The traditional understanding about inheritance has long been centered around DNA, the molecule in our cells carrying forward genetic information from parents to the offspring. DNA carries information which guides an organism through its development. An aberrant piece of information encoded in the parent’s DNA could lead to disease or abnormal development in the offspring.
However, with modern biological research flourishing, it is now becoming clearer that DNA is only a part of our inheritance story. There are mechanisms other than our DNA that impact inheritance: the parent’s lifestyle, diet, stress, weight etc. can also have an impact on health consequences of the offspring.
Another important aspect needs revision here. Genetic changes, or mutations in the germ cells, can only be passed to the next generation. It means that changes in the DNA of the germ cells are being passed to the offspring. The changes in DNA, or mutations in the somatic cells, are not passed on to the off-spring. The germ cells are the reproductive cells – sperm in male and egg cells in females. The somatic cells are those other than the germ cells. Again, any genetic change or mutation is a long process, sometimes spanning thousands of years. The lifestyle or environment-induced changes in parents are passed on to the offspring via a different non-DNA based mechanism. This occurs through epigenetic-heritable changes, which does not involve alterations in the DNA.
Elaborating on what epigenetics means, the CDC (Centre for Disease Control and Prevention) says: “Epigenetics is the study of how your behaviours and environment can cause changes that affect the way your genes work. Unlike genetic changes, epigenetic changes are reversible and do not change your DNA sequence, but they can change how your body reads a DNA sequence.”
Epigenetics determines how a person changes the behaviour of their gene functions. These are inheritable traits that influence the offspring’s health and development. However, questions about how the epigenetic information is passed during fertilisation and how the molecules in germ cells are involved in the process have remained largely answered.
A recent study published on March 16 in the science journal Cell has thrown new light on these issues. The study identified how environmental information is passed on by non-DNA molecules in the sperm cell – the germ cell in males. It has been talked of as having a significant contribution in enhancing the understanding of how paternal experiences are passed on to the offspring.
The group of researchers at McGill University fed male mice a diet deficient in folate (also known as vitamin B₉). They traced the effect the diet had in some crucial proteins associated with DNA. There are certain important proteins that play a vital role in the process of gene expression. The group studied how a diet pattern can influence proteins associated with DNA.
They discovered that a folate-deficient diet changes the Histone proteins, especially a group of molecules (known as the methyl group) associated with Histones. The Histones are important proteins that pack long DNA into the limited space of a cell. A DNA molecule is so long that it is impossible to accommodate in a human cell. Histones make this impossible task possible.
The diet induced changes in the methyl groups associated with Histone in sperm cells can be transmitted to the embryo. The alterations in the methyl group of Histones led to alterations in the gene expression of the embryos. This resulted in birth defects of the spine and the skull.

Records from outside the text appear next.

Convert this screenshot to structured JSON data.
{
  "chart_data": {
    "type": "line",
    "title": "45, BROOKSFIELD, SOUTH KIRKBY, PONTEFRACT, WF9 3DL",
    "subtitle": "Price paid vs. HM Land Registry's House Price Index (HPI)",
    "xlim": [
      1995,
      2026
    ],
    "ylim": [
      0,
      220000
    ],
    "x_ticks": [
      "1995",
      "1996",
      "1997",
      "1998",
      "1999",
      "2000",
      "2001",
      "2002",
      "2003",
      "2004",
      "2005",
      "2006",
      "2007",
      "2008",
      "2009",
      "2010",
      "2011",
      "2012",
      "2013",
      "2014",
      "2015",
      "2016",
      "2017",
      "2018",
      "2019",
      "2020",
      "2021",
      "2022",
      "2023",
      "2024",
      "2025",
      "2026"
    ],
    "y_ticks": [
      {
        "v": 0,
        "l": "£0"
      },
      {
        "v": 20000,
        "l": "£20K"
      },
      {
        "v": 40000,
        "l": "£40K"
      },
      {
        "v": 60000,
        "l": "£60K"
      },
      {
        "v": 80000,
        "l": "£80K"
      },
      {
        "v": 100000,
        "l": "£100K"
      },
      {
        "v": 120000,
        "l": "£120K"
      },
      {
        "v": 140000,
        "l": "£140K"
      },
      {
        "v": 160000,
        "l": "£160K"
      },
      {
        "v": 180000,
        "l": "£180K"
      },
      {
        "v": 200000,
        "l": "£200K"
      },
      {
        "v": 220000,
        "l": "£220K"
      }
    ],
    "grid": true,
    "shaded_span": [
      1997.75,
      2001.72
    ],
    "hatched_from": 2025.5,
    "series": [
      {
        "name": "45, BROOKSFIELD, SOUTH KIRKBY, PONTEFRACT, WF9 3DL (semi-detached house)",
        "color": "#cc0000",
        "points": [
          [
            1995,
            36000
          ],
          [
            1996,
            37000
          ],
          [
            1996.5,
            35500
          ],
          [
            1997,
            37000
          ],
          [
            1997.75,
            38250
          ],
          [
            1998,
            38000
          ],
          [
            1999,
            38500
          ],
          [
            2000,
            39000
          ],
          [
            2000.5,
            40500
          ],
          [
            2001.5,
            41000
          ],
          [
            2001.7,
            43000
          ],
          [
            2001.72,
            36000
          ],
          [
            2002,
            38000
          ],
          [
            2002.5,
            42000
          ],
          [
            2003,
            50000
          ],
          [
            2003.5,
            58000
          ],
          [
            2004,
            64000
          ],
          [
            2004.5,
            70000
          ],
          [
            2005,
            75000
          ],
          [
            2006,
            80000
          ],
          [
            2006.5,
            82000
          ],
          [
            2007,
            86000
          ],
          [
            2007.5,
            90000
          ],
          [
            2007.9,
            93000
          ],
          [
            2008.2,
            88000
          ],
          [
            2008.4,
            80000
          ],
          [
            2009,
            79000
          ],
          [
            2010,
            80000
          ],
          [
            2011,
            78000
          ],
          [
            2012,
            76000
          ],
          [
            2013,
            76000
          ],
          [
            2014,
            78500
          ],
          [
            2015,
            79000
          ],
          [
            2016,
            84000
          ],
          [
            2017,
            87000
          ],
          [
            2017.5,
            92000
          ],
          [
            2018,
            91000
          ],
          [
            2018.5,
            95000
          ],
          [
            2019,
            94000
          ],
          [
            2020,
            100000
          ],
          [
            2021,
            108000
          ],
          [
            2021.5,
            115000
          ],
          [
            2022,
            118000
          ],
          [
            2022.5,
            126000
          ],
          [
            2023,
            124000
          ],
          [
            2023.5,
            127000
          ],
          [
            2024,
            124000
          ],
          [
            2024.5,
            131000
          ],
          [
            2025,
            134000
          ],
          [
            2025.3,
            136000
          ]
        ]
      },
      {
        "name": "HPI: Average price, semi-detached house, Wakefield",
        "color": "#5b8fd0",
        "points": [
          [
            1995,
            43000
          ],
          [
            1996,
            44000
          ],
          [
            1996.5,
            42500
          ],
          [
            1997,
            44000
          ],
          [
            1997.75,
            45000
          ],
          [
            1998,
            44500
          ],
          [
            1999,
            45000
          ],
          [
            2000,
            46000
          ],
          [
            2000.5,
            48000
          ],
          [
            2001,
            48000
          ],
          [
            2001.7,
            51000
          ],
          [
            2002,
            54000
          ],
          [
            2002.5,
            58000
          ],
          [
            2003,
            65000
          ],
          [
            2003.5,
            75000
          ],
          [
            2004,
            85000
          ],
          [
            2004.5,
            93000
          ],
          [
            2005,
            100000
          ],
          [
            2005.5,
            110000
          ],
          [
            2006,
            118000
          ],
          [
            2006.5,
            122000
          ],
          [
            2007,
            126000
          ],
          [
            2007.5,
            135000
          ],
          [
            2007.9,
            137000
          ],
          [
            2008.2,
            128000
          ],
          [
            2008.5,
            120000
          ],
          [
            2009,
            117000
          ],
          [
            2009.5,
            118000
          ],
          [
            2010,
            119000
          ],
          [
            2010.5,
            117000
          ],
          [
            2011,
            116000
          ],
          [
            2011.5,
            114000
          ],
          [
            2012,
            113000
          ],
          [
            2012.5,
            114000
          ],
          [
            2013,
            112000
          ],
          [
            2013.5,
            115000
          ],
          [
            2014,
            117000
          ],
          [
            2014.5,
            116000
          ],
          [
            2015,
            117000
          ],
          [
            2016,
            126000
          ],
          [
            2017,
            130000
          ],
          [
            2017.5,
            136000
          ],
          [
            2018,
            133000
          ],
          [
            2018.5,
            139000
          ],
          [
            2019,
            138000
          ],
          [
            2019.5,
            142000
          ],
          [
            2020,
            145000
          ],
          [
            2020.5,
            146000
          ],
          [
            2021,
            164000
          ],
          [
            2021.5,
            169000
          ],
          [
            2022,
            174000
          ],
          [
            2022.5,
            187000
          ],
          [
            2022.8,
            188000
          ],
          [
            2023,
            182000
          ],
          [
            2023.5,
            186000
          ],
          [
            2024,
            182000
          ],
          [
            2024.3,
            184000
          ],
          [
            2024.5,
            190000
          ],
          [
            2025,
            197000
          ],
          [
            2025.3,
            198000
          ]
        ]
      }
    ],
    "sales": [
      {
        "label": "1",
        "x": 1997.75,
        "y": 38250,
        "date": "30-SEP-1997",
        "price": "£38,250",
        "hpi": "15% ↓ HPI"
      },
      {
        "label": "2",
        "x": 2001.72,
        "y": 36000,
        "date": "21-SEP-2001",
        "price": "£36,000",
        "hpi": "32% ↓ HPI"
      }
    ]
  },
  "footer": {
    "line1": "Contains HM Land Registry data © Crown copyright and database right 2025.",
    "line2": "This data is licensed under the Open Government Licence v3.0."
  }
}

Commenting on the findings, Ariane Lismer, a PhD candidate and the lead author of the study, reportedly said: “When we first started seeing the results, it was exciting, because no one has been able to track how those heritable environmental signatures are transmitted from the sperm to the embryo before. It was especially rewarding because it was very challenging to work at the molecular level of the embryo, just because you have so few cells available for epigenomic analysis. It is only thanks to new technology and epigenetic tools that we were able to arrive at these results.”
“The big breakthrough with this study is that it has identified a non-DNA based means by which sperm remember a father’s environment (diet) and transmit that information to the embryo,” said Dr. Sarah Kimmins, a senior author of the study and the Canada Research Chair in Epigenetics, Reproduction and Development.
“It is remarkable, as it presents a major shift from what is known about heritability and disease from being solely DNA-based, to one that now includes sperm proteins. This study opens the door to the possibility that the key to understanding and preventing certain diseases could involve proteins in sperm,” she further added.